Another alternative to 5 Hows is sharing a ‘Questionnaire’ with the relevant members and asking them to fill their responses within the questionnaire. This is useful when the members are not co-located or cannot get into a meeting/conference.


Gap Analysis Tool 4: Fishbone Analysis


Fishbone Analysis, commonly known as cause and effect diagram and Ishikawa diagram is another root cause analysis technique which works on the principle of ’cause and effect’ i.e. every action has an effect and we have to perform the right action to have the desired effect.

To use Fishbone for conducting the gap analysis, we can follow the below steps:

  1. Write the desired state or goal at the head of the fish, facing right
  2. On the left, list the major activities that need to be done/features to be developed as a part of attainment of the desired goal. These activities/features are written at the end of every rib of the fishbone diagram
  3. Take one activity/feature (effect) at a time and analyze the sub-activities/tasks (cause) that should be performed under it. These sub-activities/tasks should be written on the branches of the respective rib.

Just like 5 Hows analysis, the results of the fishbone analysis should be discussed in a meeting and cross-validated before they are finalized.

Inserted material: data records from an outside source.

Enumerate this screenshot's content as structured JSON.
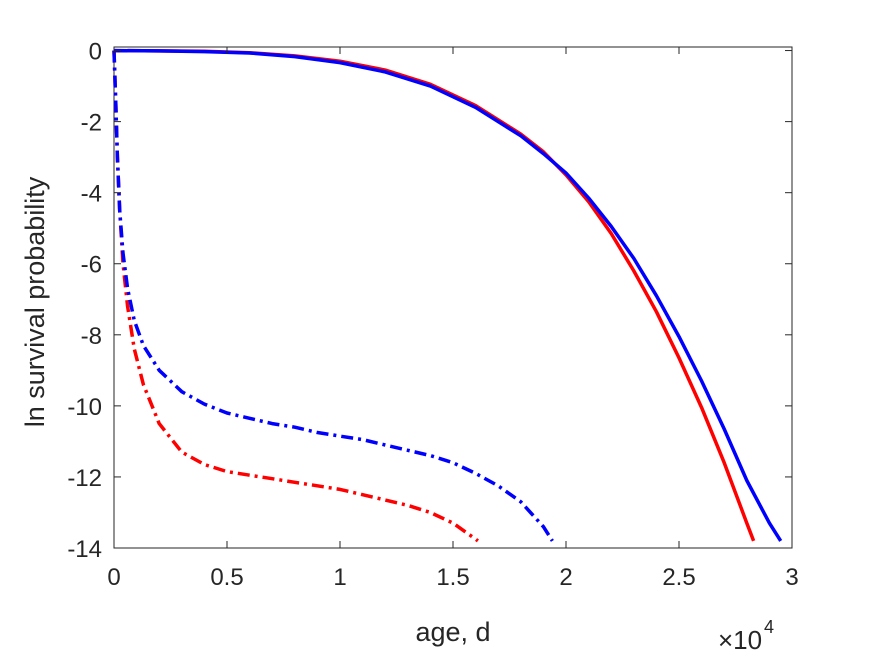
{
  "chart_data": {
    "type": "line",
    "title": "",
    "xlabel": "age, d",
    "ylabel": "ln survival probability",
    "x_multiplier_label": "×10",
    "x_multiplier_exponent": "4",
    "xlim": [
      0,
      30000
    ],
    "ylim": [
      -14,
      0.1
    ],
    "xticks": [
      0,
      5000,
      10000,
      15000,
      20000,
      25000,
      30000
    ],
    "xtick_labels": [
      "0",
      "0.5",
      "1",
      "1.5",
      "2",
      "2.5",
      "3"
    ],
    "yticks": [
      0,
      -2,
      -4,
      -6,
      -8,
      -10,
      -12,
      -14
    ],
    "ytick_labels": [
      "0",
      "-2",
      "-4",
      "-6",
      "-8",
      "-10",
      "-12",
      "-14"
    ],
    "grid": false,
    "legend": "none",
    "series": [
      {
        "color": "#ff0000",
        "style": "solid",
        "x": [
          0,
          2000,
          4000,
          6000,
          8000,
          10000,
          12000,
          14000,
          16000,
          18000,
          19000,
          20000,
          21000,
          22000,
          23000,
          24000,
          25000,
          26000,
          27000,
          28000,
          28300
        ],
        "y": [
          0,
          -0.01,
          -0.02,
          -0.06,
          -0.15,
          -0.3,
          -0.55,
          -0.95,
          -1.55,
          -2.35,
          -2.85,
          -3.5,
          -4.25,
          -5.15,
          -6.2,
          -7.35,
          -8.65,
          -10.05,
          -11.6,
          -13.3,
          -13.8
        ]
      },
      {
        "color": "#0000ff",
        "style": "solid",
        "x": [
          0,
          2000,
          4000,
          6000,
          8000,
          10000,
          12000,
          14000,
          16000,
          18000,
          19000,
          20000,
          21000,
          22000,
          23000,
          24000,
          25000,
          26000,
          27000,
          28000,
          29000,
          29500
        ],
        "y": [
          0,
          -0.01,
          -0.03,
          -0.07,
          -0.17,
          -0.34,
          -0.6,
          -1.0,
          -1.6,
          -2.4,
          -2.9,
          -3.45,
          -4.15,
          -4.95,
          -5.85,
          -6.9,
          -8.05,
          -9.3,
          -10.65,
          -12.1,
          -13.3,
          -13.8
        ]
      },
      {
        "color": "#ff0000",
        "style": "dashdot",
        "x": [
          0,
          80,
          150,
          250,
          400,
          600,
          900,
          1300,
          2000,
          3000,
          4000,
          5000,
          6000,
          7000,
          8000,
          9000,
          10000,
          11000,
          12000,
          13000,
          14000,
          15000,
          16000,
          16100
        ],
        "y": [
          0,
          -1.5,
          -3.0,
          -4.5,
          -6.0,
          -7.2,
          -8.4,
          -9.4,
          -10.5,
          -11.3,
          -11.65,
          -11.85,
          -11.95,
          -12.05,
          -12.15,
          -12.25,
          -12.35,
          -12.5,
          -12.65,
          -12.8,
          -13.0,
          -13.3,
          -13.75,
          -13.8
        ]
      },
      {
        "color": "#0000ff",
        "style": "dashdot",
        "x": [
          0,
          80,
          150,
          250,
          400,
          600,
          900,
          1300,
          2000,
          3000,
          4000,
          5000,
          6000,
          7000,
          8000,
          9000,
          10000,
          11000,
          12000,
          13000,
          14000,
          15000,
          16000,
          17000,
          18000,
          19000,
          19400
        ],
        "y": [
          0,
          -1.5,
          -3.0,
          -4.5,
          -5.7,
          -6.7,
          -7.6,
          -8.3,
          -9.0,
          -9.6,
          -9.95,
          -10.2,
          -10.35,
          -10.5,
          -10.6,
          -10.75,
          -10.85,
          -10.95,
          -11.1,
          -11.25,
          -11.4,
          -11.6,
          -11.9,
          -12.25,
          -12.7,
          -13.4,
          -13.8
        ]
      }
    ]
  }
}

Gap Analysis Tool 5: McKinsey 7S


McKinsey 7S is a model that states that “for an organization to continue to perform well, there should be harmony and alignment amongst seven elements, namely structure, systems, strategy, staff, skills, style and shared values”.

The seven elements are closely interrelated and changing one element will have a direct or indirect impact on the remaining six elements. McKinsey 7S technique helps gives direction to the gap analysis by depicting what all elements need to be analyzed and aligned while trying to bring a change.

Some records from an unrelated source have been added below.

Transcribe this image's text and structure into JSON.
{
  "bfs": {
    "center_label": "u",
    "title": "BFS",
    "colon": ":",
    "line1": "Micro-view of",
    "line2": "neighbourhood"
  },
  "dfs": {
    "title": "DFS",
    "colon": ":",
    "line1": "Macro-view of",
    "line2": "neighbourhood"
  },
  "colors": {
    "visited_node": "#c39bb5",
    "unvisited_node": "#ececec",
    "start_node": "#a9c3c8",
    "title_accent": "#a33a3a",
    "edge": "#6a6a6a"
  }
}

Since the names of all the models start with the letter ‘S’, and it was developed by two consultants working at McKinsey, the name of the tool is McKinsey 7S.

Following steps should be followed while conducting gap analysis using McKinsey 7S tool:

  1. The future state of the system/process that needs to undergo a change should be properly identified
  2. Based on the nature of the suggested change, it should be categorized under one of the seven elements described above.
  3. Now, the remaining elements should be taken one at a time and it should be analyzed what modifications/changes should be made to this element so that it can positively contribute to the attainment of the desired state.

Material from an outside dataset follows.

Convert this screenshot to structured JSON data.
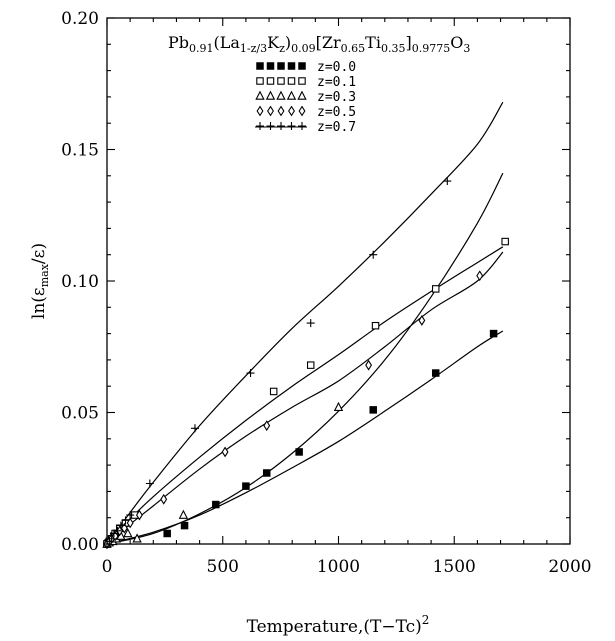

Apart from the generic techniques discussed above, the gap analysis can also be performed using some other specialized tools and technique like Nadler-Tushman’s congruence model and Burke-Litwin Causal Model.


F. Gap Analysis Tips and best practices

Before doing a serious gap analysis exercise, it’s worthwhile to consider and implement some of the following tips and best practices:

  1. Gap analysis results in preliminary action items required to bridge the gap between current and desired state and gets the analysis rolling. However, it should never be substituted for more detailed analysis that should be carried out once the respective project (of implementing the change) has started
  2. The gap analysis should preferably be performed at the preliminary stages of any change related project. However, it’s also quite suitable to carry it out during out stages as well.
  3. While trying to obtain information about the elements involved in gap analysis, always make use of more than one tools (discussed above) and then combine the results obtained. This will ensure you are taking a holistic view of the scope of the change.
  4. All the data that is obtained around the change should be quantifiable so that it could be verified if needed. For e.g. effort of 500 man-hours, implementation cost of $65,000 rather than ‘huge effort’ and ‘a lot of money’.
  5. While collecting information, the concentration should be on the processes, workflows, information and interdependencies rather than individuals. For e.g. ‘We need to implement a process that evaluates the product after every stage’ rather than ‘we need to remove inefficient people like Mike’.
  6. Last, but most important, the end goal/future state and the respective scope of the change should be carefully defined as any mistake in doing so might turn the analysis into an altogether different direction.